Дубрава, прижимая к груди сына, медленно направилась к воротам. Князь ее не удерживал. Знал, что эта встреча не последняя.
Вечером в княжеские палаты привели Федора Афанасьевича. Юрий был рад встрече, но вида не показал.
— Разве я не добр был к тебе? — строго спросил князь еще больше постаревшего, поседевшего купца. — Разве не братом мне был сын твой Роман? Или, живя в соколичем доме, ты нужду в чем терпел?
— Все так, государь, — склонил голову Федор Афанасьевич.
— Так почему же ты тогда, как тать, покинул отчину и скрывался все эти годы? Сам сгинул и Дубраву за собой увел.

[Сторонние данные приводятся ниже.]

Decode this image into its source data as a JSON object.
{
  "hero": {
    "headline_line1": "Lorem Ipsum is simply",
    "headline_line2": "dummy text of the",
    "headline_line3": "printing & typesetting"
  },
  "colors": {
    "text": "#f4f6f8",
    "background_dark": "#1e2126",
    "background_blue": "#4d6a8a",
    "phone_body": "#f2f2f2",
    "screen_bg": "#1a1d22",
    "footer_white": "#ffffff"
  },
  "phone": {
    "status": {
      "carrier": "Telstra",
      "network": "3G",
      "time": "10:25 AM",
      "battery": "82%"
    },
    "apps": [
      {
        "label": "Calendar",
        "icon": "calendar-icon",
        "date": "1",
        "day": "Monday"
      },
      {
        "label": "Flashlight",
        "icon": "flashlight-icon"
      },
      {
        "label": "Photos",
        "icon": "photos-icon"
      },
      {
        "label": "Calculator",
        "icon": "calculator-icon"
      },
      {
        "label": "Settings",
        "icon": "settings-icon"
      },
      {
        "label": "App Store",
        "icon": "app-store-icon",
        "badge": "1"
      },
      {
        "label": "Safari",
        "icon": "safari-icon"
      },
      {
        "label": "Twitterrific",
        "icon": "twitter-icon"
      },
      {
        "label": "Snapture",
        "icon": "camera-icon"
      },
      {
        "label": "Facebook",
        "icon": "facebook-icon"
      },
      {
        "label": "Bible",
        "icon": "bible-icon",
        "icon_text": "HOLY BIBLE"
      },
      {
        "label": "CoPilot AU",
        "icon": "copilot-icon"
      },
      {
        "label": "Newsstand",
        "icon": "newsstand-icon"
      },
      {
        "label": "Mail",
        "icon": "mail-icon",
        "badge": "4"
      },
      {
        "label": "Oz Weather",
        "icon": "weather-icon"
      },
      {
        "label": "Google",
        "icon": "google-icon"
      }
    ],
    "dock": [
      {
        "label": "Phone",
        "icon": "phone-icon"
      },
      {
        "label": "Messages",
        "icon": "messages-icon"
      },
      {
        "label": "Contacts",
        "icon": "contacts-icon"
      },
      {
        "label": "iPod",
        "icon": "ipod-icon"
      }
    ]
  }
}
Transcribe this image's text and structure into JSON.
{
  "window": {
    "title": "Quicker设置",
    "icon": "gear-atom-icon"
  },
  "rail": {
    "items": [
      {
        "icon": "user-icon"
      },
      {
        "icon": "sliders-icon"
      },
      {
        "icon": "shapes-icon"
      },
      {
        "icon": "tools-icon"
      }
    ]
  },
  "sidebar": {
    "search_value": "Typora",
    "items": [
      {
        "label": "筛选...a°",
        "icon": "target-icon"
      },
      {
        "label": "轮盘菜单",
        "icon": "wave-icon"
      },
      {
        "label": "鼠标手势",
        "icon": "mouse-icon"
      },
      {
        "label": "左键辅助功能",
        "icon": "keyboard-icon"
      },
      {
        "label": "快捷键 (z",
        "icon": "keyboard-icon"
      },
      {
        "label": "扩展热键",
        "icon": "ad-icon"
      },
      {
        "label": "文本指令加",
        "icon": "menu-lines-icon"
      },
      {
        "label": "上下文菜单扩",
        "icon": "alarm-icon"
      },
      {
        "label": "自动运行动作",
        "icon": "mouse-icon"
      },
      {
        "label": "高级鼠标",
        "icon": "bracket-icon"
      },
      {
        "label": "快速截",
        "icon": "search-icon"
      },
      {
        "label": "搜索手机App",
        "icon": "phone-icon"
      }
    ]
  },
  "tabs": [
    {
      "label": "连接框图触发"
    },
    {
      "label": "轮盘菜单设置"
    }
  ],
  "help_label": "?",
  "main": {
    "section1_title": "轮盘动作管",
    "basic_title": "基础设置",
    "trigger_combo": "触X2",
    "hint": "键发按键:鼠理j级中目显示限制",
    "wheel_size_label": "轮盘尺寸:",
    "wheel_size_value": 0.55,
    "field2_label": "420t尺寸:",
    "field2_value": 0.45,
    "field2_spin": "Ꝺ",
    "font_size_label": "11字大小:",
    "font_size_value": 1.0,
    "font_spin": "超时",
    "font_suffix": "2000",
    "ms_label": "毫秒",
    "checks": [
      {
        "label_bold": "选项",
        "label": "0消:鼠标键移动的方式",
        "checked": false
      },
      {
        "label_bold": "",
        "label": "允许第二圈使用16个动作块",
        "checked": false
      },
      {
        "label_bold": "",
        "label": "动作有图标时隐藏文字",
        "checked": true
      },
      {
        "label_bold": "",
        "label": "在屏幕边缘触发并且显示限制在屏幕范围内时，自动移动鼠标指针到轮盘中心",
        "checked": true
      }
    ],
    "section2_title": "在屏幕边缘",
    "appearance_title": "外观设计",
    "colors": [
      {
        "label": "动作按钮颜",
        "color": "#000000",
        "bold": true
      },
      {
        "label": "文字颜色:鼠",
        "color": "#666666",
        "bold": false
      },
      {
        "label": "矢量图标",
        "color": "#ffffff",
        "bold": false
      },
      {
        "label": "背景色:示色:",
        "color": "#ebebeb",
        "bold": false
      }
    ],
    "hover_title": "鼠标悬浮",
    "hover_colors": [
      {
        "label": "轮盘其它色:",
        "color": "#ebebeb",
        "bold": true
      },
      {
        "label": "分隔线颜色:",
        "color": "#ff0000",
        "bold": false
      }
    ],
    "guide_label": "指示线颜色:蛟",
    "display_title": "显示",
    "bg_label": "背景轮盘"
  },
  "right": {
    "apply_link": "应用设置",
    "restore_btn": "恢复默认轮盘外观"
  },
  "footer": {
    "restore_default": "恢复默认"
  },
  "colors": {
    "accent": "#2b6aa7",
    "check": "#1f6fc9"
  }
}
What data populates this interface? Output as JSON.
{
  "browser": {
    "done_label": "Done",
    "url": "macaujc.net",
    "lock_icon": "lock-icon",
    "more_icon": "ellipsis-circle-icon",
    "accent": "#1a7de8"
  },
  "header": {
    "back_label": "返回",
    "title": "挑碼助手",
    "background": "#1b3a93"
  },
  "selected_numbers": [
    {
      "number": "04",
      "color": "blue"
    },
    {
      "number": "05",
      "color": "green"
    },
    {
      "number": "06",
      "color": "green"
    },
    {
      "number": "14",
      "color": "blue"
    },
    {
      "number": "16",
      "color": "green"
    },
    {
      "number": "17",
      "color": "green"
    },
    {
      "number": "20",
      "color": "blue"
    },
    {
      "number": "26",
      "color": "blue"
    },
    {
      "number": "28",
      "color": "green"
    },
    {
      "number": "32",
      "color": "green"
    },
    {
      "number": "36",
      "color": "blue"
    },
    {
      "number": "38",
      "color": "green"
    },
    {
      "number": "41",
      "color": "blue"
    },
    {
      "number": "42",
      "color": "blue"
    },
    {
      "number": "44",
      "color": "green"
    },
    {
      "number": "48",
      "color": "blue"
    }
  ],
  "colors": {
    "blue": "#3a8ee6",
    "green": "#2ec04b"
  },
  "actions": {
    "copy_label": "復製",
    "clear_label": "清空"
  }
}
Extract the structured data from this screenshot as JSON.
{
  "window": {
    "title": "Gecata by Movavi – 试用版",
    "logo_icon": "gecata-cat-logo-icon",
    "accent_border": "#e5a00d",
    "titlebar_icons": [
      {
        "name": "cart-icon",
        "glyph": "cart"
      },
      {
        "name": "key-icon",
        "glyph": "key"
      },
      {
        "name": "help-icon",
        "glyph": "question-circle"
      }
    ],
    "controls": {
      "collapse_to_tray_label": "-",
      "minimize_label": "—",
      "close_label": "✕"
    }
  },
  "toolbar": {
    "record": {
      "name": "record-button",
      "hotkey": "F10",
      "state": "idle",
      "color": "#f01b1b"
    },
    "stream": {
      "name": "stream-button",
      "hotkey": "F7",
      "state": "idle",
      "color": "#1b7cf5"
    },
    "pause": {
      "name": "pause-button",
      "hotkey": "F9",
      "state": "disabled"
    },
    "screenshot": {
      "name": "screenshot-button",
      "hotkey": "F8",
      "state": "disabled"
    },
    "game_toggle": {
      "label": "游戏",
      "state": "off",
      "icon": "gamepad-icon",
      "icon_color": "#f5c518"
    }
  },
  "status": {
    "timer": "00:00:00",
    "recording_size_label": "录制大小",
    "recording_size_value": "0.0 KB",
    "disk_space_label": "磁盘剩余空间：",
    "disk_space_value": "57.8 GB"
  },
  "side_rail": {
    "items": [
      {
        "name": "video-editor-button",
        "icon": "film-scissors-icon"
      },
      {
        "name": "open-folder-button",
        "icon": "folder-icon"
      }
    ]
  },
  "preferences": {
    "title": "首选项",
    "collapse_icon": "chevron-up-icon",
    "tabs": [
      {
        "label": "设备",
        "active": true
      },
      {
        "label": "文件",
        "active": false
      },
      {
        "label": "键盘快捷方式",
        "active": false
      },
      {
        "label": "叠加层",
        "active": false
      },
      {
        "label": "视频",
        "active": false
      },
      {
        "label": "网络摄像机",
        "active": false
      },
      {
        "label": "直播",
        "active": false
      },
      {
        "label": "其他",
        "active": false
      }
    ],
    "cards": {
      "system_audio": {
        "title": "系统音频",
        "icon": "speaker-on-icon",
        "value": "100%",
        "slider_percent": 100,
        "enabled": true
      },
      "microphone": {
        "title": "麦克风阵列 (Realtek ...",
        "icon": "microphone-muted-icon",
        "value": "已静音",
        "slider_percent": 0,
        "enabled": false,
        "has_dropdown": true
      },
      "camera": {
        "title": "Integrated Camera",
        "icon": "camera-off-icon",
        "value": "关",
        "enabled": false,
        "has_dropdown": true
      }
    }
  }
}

— Из-за нее, из-за Дубравы, ушел я из Володимира, — дрогнул голосом Федор Афанасьевич. — Не жить бы ей, коли остались бы на дворе княжеском. Ни ей, ни плоду в чреве ее.
— Так, значит, тот малыш…
— Да, князь, он — сын твой. Великий князь Всеволод Юрьевич, царствие ему небесное, прознал про вашу любовь и приказал погубить Дубравушку. Что мне оставалось делать, как не скрыться, — развел руками Федор Афанасьевич. Помолчав, он продолжил: — Отпусти ты нас, князь. Богом прошу. Надумали мы с лодиями вернуться в стольный град. Не хочет Дубравушка ворошить былого, не хочет быть помехой счастью твоему. Отпусти вольно, государь.
— А как же мой сын?
— О нем допрежь всего думы мои. Объявишь своим сыном Андрюшечку или прознает кто про это, совсем беда. По времени он-то старшенький, да рожден в грехе. Что через три десятка лет произойдет на Руси, один Бог ведает, но может статься такое, что детям твоим великокняжеский стол отойдет. Кто сядет на него? Мстислав? А может, Андрей? Кровавой замятни не миновать, и Липица тому пример. Отец твой, великий князь Всеволод, предвидел это. — Тяжко вздохнув, Федор Афанасьевич закончил: — Во Владимире мы не задержимся. Уйдем в землю чужую, и вот те крест, — перекрестился купец на образа, — о себе не напомним. Андрей же будет знать, что его отец — мой сын Роман, в землях булгар сгинувший.
Юрий нахмурился, засопел сердито в бороду.
— Я подумаю над твоими словами, старик. Может быть, и отпущу, но допрежь всего поговорю с Дубравой. А теперь иди.
Юрий понимал, что купец прав, что ноне он не княжич, а князь, пусть униженный, изгнанный, но князь и должен думать не только о себе, но и о своих детях, о том, что оставит он после себя. Людской молвы Юрий не боялся. Но мысль о замятне, зароненная Федором Афанасьевичем, зримо вставала кровавой Липицей. Умом он это понимал, а сердце тянуло к той, которую называл «ладой». Юрий был готов последовать немедля за Федором Афанасьевичем, но усилием воли он укротил бурлившее в нем желание.
Только через два дня, вечером, в сумерках, в сопровождении одного из гридей, Юрий вошел в дом боярина Кузьмы Жирославича. Предупрежденный заранее, Федор Афанасьевич ожидал его у входа и немедля провел князя в светелку Дубравы.